- The Canadian Government has snuffed out a major takeover deal between Toronto-based TMAC Resources and Chinese state-owned Shandong Gold
- Shandong was set to buy TMAC out for C$230 million (roughly A$237 million), but the government got involved in the form of a national security review
- Today, TMAC confirmed the deal has been blocked by the Trudeau government, though the reason for the block is unknown
- Shandong shed some light on the issue, however, confirming Canada blocked the deal “for the purpose of safeguarding national security”
- Canada’s relationship with China took a sour turn in late-2018 when Canadian police arrested a Huawei official at the request of the U.S.
- Beijing retaliated by arresting two Canadians on espionage charges and freezing billions of dollars worth of agricultural imports
- As such, this week’s Canadian blocking of the TMAC-Shandong takeover deal seems to be a politically strategic move from Canada
The Canadian Government has snuffed out a major takeover deal between Toronto-based TMAC Resources and Chinese state-owned Shandong Gold.
In May, Shandong lobbed a C$230 million (roughly A$237 million) bid for full control of TMAC — a bid which was overwhelmingly accepted by TMAC shareholders.
However, in October, TMAC told investors the Trudeau government was getting involved in the deal in the form of a national security review.
Today, TMAC confirmed that the government has blocked the detail.
“The transaction whereby Shandong would acquire 100 per cent of TMAC, as announced on May 8, 2020, and approved by 9 per cent of our shareholders on June 26, 2020, did not receive Canadian regulatory approval and will not proceed,” TMAC CEO Jason Neal said.
While the Canadian government has not commented on the reason for the blocked deal, Shandong shed a sliver of light on the issue in its own media release, wherein it confirmed Canada stepped in “for the purpose of safeguarding national security”.
Canada’s relationship with China took a sour turn in early December 2018 after Canadian police arrested Huawei Chief Financial Officer Meng Wanzhou at Vancouver Airport. She was detained at the request of the U.S. on accusations of fraud and conspiracy to commit fraud in the States.
In early 2019, the U.S. officially charged her with banking fraud.
However, Canada’s role in the arrest infuriated Beijing to the point of jailing two Canadians on espionage charges and freezing billions of dollars worth of agricultural imports just days after the Huawei executive’s detainment.
Since then, China has taken several swipes at Canada and its alliance with the U.S., often through state-run tabloid The Global Times.

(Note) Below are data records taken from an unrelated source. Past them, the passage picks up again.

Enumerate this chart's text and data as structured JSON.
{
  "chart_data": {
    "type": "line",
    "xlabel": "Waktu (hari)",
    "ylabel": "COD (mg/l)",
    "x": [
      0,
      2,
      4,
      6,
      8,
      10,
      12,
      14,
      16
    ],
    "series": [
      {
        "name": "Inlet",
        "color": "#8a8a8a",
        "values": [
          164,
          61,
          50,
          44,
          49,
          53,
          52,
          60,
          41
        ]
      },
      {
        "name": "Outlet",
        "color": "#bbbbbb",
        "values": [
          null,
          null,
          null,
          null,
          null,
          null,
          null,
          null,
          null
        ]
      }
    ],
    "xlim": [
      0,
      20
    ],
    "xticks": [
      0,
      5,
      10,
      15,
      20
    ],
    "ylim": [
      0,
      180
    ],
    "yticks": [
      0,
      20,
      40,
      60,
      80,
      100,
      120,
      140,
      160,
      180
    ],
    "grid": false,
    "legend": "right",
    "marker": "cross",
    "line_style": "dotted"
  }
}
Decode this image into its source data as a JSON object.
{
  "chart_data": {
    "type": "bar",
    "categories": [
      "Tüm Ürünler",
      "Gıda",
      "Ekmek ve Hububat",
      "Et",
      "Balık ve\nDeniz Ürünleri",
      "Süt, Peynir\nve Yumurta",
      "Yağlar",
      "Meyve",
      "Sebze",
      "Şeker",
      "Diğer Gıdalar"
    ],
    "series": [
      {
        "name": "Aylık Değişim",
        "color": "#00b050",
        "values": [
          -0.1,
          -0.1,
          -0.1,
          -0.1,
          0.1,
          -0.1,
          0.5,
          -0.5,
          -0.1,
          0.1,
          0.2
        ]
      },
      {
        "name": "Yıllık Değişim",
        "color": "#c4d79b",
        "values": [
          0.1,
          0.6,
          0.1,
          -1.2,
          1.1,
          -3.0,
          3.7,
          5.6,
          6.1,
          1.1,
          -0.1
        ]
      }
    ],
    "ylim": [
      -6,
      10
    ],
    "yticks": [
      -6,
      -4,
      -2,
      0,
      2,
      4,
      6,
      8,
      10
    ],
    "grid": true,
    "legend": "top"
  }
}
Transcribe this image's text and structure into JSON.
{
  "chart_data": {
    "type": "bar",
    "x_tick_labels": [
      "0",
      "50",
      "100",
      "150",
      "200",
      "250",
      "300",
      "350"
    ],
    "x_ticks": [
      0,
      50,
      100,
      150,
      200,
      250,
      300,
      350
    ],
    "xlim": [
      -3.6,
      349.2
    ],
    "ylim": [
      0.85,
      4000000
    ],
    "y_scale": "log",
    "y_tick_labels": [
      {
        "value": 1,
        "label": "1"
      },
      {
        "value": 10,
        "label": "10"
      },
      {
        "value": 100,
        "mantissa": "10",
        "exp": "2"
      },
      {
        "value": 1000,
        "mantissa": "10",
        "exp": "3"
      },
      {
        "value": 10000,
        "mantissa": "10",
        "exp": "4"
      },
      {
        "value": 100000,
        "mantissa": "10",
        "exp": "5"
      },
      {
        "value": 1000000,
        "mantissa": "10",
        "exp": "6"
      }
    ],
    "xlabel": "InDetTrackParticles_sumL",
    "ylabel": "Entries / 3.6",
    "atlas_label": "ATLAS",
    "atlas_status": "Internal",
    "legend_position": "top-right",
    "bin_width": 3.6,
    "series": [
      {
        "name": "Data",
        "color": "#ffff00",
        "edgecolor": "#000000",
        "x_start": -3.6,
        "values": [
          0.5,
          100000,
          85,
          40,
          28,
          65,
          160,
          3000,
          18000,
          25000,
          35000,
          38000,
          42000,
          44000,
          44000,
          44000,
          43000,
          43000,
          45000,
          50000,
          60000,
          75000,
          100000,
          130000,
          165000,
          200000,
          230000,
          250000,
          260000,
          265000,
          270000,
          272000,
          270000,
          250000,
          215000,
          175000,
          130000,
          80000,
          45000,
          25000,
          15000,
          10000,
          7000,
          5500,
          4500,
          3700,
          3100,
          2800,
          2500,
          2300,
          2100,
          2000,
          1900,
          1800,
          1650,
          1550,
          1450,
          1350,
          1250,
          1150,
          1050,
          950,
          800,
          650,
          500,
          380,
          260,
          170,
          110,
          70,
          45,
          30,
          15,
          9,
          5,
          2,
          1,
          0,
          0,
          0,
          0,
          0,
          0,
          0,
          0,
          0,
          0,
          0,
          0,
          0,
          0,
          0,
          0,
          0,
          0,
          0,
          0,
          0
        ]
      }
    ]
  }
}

Through the online paper, Beijing has frequently accused the “Five Eyes” alliance — made up of the U.S., the U.K., Canada, Australia, and New Zealand — of being increasingly anti-China in their dealings.
Just this week, the global times accused the alliance of conducting “large-scale indiscriminate cyber espionage” and violating international law in an attempt to become a new anti-China axis.
Thus, as China’s international relations continue to take a turn for the worse, this week’s Canadian blocking of the TMAC-Shandong takeover deal seems to come more from a place of political strategy than from trade or competition concerns.
According to Bloomberg, the Chinese Embassy in Ottawa called on the Canadian government to foster a fair market for foreign investors and avoid politicising economic cooperation.